Кушбеги вознаградил эти услуги и вызволил Кори Ибода из тюрьмы. Да не просто вызволил, но и пожаловал ему должности настоятеля в мечети Мехтар-Анбар и преподавателя в медресе.
— Кори Ибод не изменился, голову даю на отсечение, — воскликнул я. — Ну вот, возьмем хоть бы меня. Обряжусь в длиннющий халат, намотаю на башку большущую чалму и, пожалуйста, готов настоятель и преподаватель. Но я же запутаюсь в законах шариата, не смогу истолковать их. Да разве только в этом суть! Людей, оно не сложно оболванить внешним видом, одеждой, но себя-то не проведешь! Сам-то я, вор и палач Хайдарча, знаю себе цену! А этот Кори Ибод, вот уж, действительно, кто без стыда и совести, орет себе на виду у всех: «О шариат!..» Вдруг в это самое время он столкнется нос к носу с Сироджем-дахбоши, что он тогда запоет?
— Чудак ты, право! Я уверен, что все эти заклинания уже давненько примирили Кори Ибода и Сироджа-дахбоши. Они наверняка действуют сообща, — изрек веско Хамра-Силач.

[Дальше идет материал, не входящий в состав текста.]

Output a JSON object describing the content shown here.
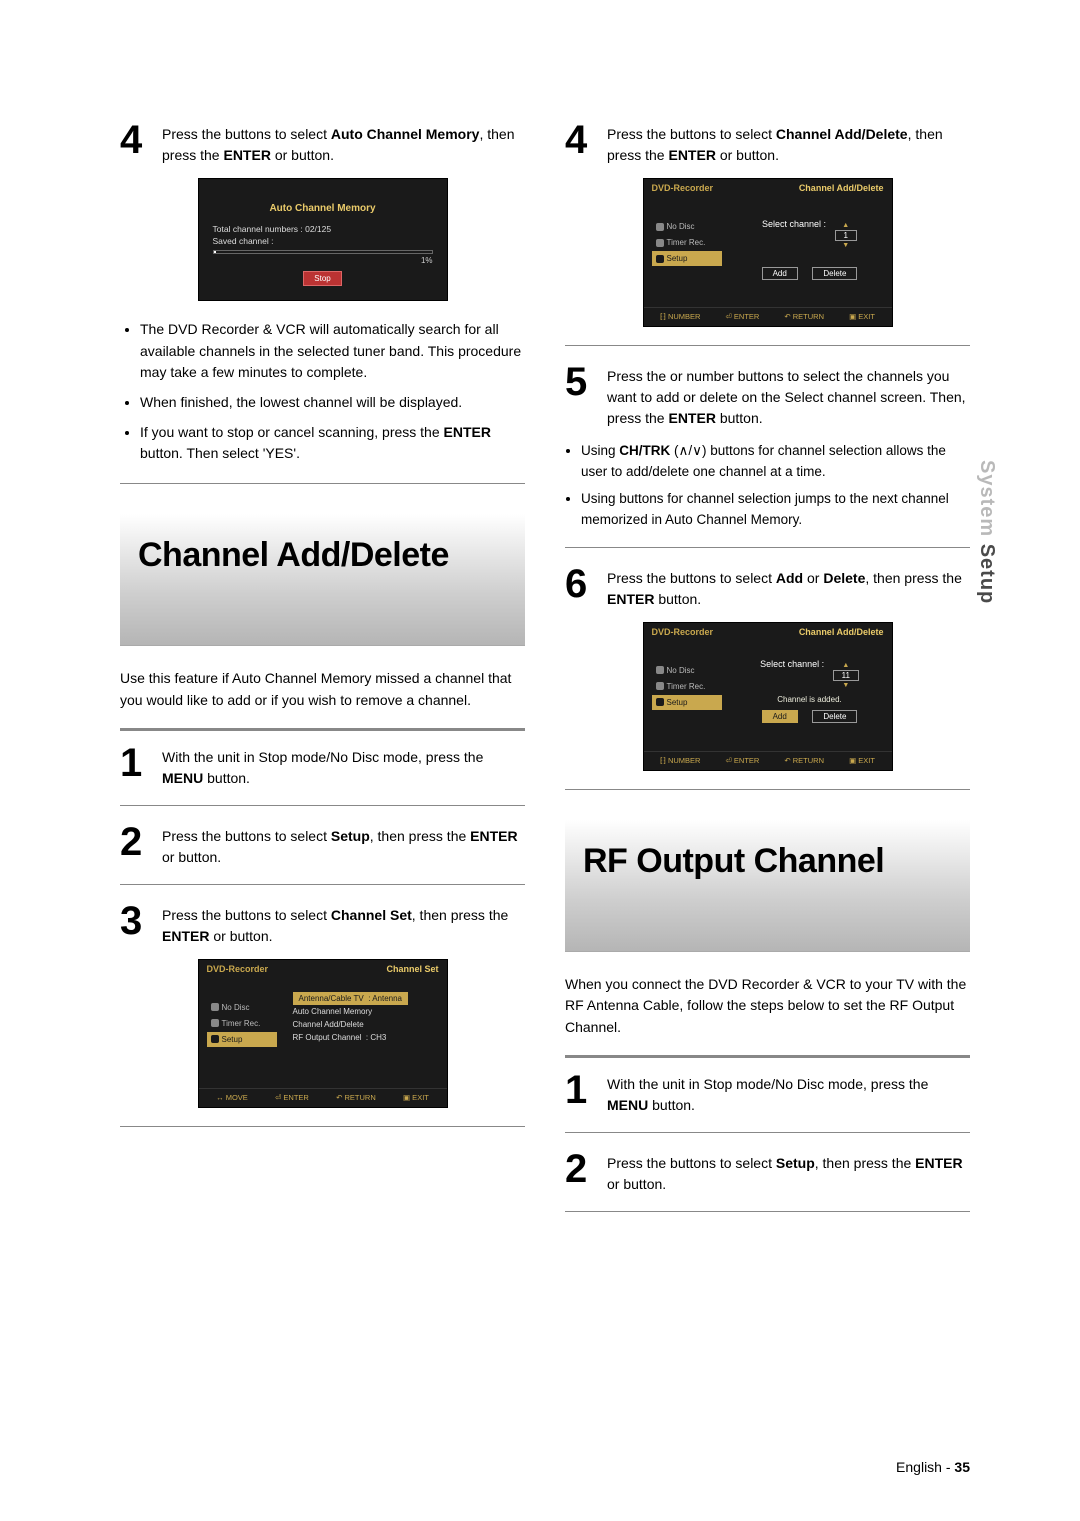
{
  "sideTab": {
    "light": "System ",
    "dark": "Setup"
  },
  "footer": {
    "lang": "English",
    "dash": " - ",
    "page": "35"
  },
  "left": {
    "step4": {
      "num": "4",
      "p1a": "Press the ",
      "p1b": " buttons to select ",
      "p1c": "Auto Channel Memory",
      "p1d": ", then press the ",
      "p1e": "ENTER",
      "p1f": " or ",
      "p1g": " button."
    },
    "osd1": {
      "title": "Auto Channel Memory",
      "line1": "Total channel numbers : 02/125",
      "line2": "Saved channel :",
      "pct": "1%",
      "stop": "Stop"
    },
    "bullets4": [
      "The DVD Recorder & VCR will automatically search for all available channels in the selected tuner band. This procedure may take a few minutes to complete.",
      "When finished, the lowest channel will be displayed.",
      {
        "a": "If you want to stop or cancel scanning, press the ",
        "b": "ENTER",
        "c": " button. Then select 'YES'."
      }
    ],
    "secAdd": {
      "title": "Channel Add/Delete"
    },
    "addIntro": "Use this feature if Auto Channel Memory missed a channel that you would like to add or if you wish to remove a channel.",
    "add1": {
      "num": "1",
      "a": "With the unit in Stop mode/No Disc mode, press the ",
      "b": "MENU",
      "c": " button."
    },
    "add2": {
      "num": "2",
      "a": "Press the ",
      "b": " buttons to select ",
      "c": "Setup",
      "d": ", then press the ",
      "e": "ENTER",
      "f": " or ",
      "g": " button."
    },
    "add3": {
      "num": "3",
      "a": "Press the ",
      "b": " buttons to select ",
      "c": "Channel Set",
      "d": ", then press the ",
      "e": "ENTER",
      "f": " or ",
      "g": " button."
    },
    "osd2": {
      "headL": "DVD-Recorder",
      "headR": "Channel Set",
      "side": [
        "No Disc",
        "Timer Rec.",
        "Setup"
      ],
      "rows": [
        {
          "k": "Antenna/Cable TV",
          "v": ": Antenna",
          "hl": true
        },
        {
          "k": "Auto Channel Memory",
          "v": ""
        },
        {
          "k": "Channel Add/Delete",
          "v": ""
        },
        {
          "k": "RF Output Channel",
          "v": ": CH3"
        }
      ],
      "foot": [
        "↔ MOVE",
        "⏎ ENTER",
        "↶ RETURN",
        "▣ EXIT"
      ]
    }
  },
  "right": {
    "step4": {
      "num": "4",
      "a": "Press the ",
      "b": " buttons to select ",
      "c": "Channel Add/Delete",
      "d": ", then press the ",
      "e": "ENTER",
      "f": " or ",
      "g": " button."
    },
    "osd3": {
      "headL": "DVD-Recorder",
      "headR": "Channel Add/Delete",
      "side": [
        "No Disc",
        "Timer Rec.",
        "Setup"
      ],
      "selLabel": "Select channel   :",
      "selVal": "1",
      "btnAdd": "Add",
      "btnDel": "Delete",
      "foot": [
        "⁅⁆ NUMBER",
        "⏎ ENTER",
        "↶ RETURN",
        "▣ EXIT"
      ]
    },
    "step5": {
      "num": "5",
      "a": "Press the ",
      "b": " or number buttons to select the channels you want to add or delete on the Select channel screen. Then, press the ",
      "c": "ENTER",
      "d": " button."
    },
    "sub5": [
      {
        "a": "Using ",
        "b": "CH/TRK",
        "c": " (∧/∨) buttons for channel selection allows the user to add/delete one channel at a time."
      },
      {
        "a": "Using ",
        "b": "",
        "c": " buttons for channel selection jumps to the next channel memorized in Auto Channel Memory."
      }
    ],
    "step6": {
      "num": "6",
      "a": "Press the ",
      "b": " buttons to select ",
      "c": "Add",
      "d": " or ",
      "e": "Delete",
      "f": ", then press the ",
      "g": "ENTER",
      "h": " button."
    },
    "osd4": {
      "headL": "DVD-Recorder",
      "headR": "Channel Add/Delete",
      "side": [
        "No Disc",
        "Timer Rec.",
        "Setup"
      ],
      "selLabel": "Select channel   :",
      "selVal": "11",
      "msg": "Channel is added.",
      "btnAdd": "Add",
      "btnDel": "Delete",
      "foot": [
        "⁅⁆ NUMBER",
        "⏎ ENTER",
        "↶ RETURN",
        "▣ EXIT"
      ]
    },
    "secRF": {
      "title": "RF Output Channel"
    },
    "rfIntro": "When you connect the DVD Recorder & VCR to your TV with the RF Antenna Cable, follow the steps below to set the RF Output Channel.",
    "rf1": {
      "num": "1",
      "a": "With the unit in Stop mode/No Disc mode, press the ",
      "b": "MENU",
      "c": " button."
    },
    "rf2": {
      "num": "2",
      "a": "Press the ",
      "b": " buttons to select ",
      "c": "Setup",
      "d": ", then press the ",
      "e": "ENTER",
      "f": " or ",
      "g": " button."
    }
  }
}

— Факт! — подтвердил Рузи-Помешанный. И чтобы поосновательнее подкрепить свою мысль, добавил: — Лизоблюду, пресмыкающемуся перед кушбеги Насрулло, ничего не стоит поладить с его псом Сироджем.
— Это доказывает, — сказал Маджид, — что Кори Ибод поумнел.
— Хватит вам! Что же ответил тебе Махмуд- Араб? — обратился Хамра-Силач к Хайдарче.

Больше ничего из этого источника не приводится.